It wouldn't be Housewife in Flip Flops if I didn't drop a big angsty post on y'all right before I leave you for a month and a half. (Mostly.)
I've got the baby fever angst again. That is to say, for my newer readers, part of me wants to get pregnant again, but a really loud part of me is saying ARE YOU CRAZY YOU IDIOT PREGNANCY DOES NOT BECOME YOU. And then the mommy part of me is all SHUT UP, I WANT A BABY, MY WOMB IS SO EMPTY THAT IT ECHOS. And then the other part of me is all NO YOU SHUT UP, GO READ YOUR JUNE-AUGUST 2006 ARCHIVES, IDIOT. I hadn't felt this for a while, but then all of my friends who were pregnant when I was pregnant with Ace done got pregnant again, and I'm slightly jealous.
I wanted to space my children around 2 years apart, meaning I should've been either pregnant or trying again right now. But I'm not. Cuz I'm scared. I'm really, really tired of the indecision and the fear. I've always regretted making decisions based on fear, so maybe during Lent I'll use my copious amounts of spare time to reflect (and maybe, pray... whoa!) on the things that are keeping me from trying to conceive, full steam ahead.
Wanna list? Lucky you!
1. I'm afraid of facing infertility again.
2. I'm afraid of losing another baby.
3. I'm afraid of having another baby prematurely (duuhhhh).
4. I'm afraid of another really, really repulsive post-pregnancy complication.
5. I'm afraid of being fat during pregnancy again.
6. I'm afraid of the idea of having a child with special needs AND having a newborn.
7. I'm afraid of being a really, really crappy newborn mother again.
1-4 are obviously uncontrollable, which is quite, quite hard for a control freak. They're also the most terrifying of all of my fears.
5 is not entirely uncontrollable, but it's not easy to lose weight. (I'm joining Weight Watchers some time this week, hopefully.)
6... well, I'm just not sure about that one. How do I balance Ace, therapy, possibly school and/or daycare, doctors' appointments, medicine, equipment... and a newborn?

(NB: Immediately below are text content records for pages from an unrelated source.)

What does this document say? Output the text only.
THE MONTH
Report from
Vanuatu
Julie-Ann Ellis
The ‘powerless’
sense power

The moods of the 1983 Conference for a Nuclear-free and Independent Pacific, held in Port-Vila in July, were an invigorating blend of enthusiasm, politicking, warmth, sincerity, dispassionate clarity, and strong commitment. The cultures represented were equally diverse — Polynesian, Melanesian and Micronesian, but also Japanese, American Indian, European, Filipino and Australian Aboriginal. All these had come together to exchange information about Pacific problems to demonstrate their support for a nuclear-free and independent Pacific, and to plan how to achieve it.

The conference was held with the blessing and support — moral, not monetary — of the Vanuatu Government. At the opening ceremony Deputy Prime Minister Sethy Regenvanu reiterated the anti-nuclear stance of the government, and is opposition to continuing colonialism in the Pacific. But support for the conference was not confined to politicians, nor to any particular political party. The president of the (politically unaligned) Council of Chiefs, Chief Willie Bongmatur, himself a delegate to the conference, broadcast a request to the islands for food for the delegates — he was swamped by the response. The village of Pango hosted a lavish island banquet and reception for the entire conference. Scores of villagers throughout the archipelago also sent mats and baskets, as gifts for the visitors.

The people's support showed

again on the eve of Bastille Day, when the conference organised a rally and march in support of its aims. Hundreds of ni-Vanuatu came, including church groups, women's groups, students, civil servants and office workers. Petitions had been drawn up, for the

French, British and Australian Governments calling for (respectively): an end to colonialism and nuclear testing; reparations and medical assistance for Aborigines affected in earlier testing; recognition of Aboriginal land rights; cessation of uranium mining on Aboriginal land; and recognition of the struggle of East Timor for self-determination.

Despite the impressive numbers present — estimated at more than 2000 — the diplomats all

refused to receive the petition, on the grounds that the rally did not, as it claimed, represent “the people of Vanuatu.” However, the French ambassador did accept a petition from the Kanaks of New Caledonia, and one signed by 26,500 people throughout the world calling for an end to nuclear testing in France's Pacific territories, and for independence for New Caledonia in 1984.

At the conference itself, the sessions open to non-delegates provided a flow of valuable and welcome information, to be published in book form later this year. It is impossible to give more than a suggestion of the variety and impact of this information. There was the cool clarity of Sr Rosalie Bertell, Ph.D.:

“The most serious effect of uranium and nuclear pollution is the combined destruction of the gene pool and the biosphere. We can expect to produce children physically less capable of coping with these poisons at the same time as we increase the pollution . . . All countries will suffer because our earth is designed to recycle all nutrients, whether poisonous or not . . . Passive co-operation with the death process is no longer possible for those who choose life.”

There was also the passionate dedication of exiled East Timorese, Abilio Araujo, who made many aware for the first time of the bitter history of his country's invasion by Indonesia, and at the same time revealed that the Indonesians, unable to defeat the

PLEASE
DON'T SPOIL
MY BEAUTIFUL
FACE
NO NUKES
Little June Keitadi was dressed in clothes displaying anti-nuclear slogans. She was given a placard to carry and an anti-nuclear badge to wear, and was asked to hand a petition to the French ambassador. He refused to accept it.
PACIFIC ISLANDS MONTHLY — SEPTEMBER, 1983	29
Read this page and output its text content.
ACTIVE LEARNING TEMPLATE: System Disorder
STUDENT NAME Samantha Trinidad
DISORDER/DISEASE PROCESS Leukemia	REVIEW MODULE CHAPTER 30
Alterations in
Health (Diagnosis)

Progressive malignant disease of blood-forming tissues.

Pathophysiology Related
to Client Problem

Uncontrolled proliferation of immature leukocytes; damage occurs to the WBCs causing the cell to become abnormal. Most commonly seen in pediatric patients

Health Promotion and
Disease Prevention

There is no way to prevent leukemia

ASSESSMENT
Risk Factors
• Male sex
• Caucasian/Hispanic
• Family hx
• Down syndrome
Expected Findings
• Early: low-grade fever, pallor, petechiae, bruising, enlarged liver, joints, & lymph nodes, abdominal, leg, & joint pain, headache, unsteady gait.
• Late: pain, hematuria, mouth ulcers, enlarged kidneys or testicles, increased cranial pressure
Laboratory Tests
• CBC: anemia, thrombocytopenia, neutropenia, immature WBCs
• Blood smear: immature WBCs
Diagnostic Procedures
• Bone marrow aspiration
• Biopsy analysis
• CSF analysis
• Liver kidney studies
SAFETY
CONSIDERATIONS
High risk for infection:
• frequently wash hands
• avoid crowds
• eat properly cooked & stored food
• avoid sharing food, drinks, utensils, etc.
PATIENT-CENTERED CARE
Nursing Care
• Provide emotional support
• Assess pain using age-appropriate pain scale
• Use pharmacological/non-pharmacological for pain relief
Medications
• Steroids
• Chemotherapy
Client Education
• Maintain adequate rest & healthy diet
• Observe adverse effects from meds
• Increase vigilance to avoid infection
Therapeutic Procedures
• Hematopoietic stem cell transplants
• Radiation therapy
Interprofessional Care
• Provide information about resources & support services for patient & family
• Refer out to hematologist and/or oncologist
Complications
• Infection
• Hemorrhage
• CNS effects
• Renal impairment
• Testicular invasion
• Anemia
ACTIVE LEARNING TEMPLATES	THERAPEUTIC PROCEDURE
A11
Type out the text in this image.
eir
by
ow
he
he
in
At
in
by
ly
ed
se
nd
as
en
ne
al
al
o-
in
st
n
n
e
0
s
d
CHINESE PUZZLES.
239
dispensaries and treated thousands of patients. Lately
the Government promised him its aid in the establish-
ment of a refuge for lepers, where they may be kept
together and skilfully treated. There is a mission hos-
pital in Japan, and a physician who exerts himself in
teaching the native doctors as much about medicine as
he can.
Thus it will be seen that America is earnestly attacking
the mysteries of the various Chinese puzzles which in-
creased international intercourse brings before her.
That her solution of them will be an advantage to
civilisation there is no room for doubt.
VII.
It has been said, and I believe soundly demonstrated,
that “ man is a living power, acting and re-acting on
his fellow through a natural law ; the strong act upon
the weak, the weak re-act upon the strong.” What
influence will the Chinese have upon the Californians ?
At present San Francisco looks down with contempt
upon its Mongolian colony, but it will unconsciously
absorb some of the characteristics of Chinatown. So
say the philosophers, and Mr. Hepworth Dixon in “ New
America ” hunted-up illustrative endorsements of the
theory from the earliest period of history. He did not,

7. I think that'll come down to mood stabilizers, and I'm not kidding. I hated myself during Ace's 1st 6 months or so. I think I'd be a little calmer now, maybe not so strict with a schedule and doing everything right, but I'd still have to deal with the horrible cow I become without sleep.
8. This one just seems stupid to me, but it's one of my genuine fears. I know a few people right now who are dead broke and happy about being pregnant, and that baffles me. I worry constantly about being able to afford Ace's future, and Drew makes good money. (Plus, we're on the fast track to being debt-free!)
Sharon said something on another post dealing with this subject that's really stuck with me: "...pregnancy is ALWAYS scary." This is so true. I'd really like to hang up that fear and get fixed so I can be done with fertility, but I think I'd regret it the moment I woke up from the surgery. I'd be really ticked at myself if I gave up my dreams of a gaggle of biological children (plus the later small football team of adopted children, a la Jolie-Pitt) because of fear.
Will nobody babysit so I can go to therapy? Please? Someone? Anyone? Bueller? Bueller?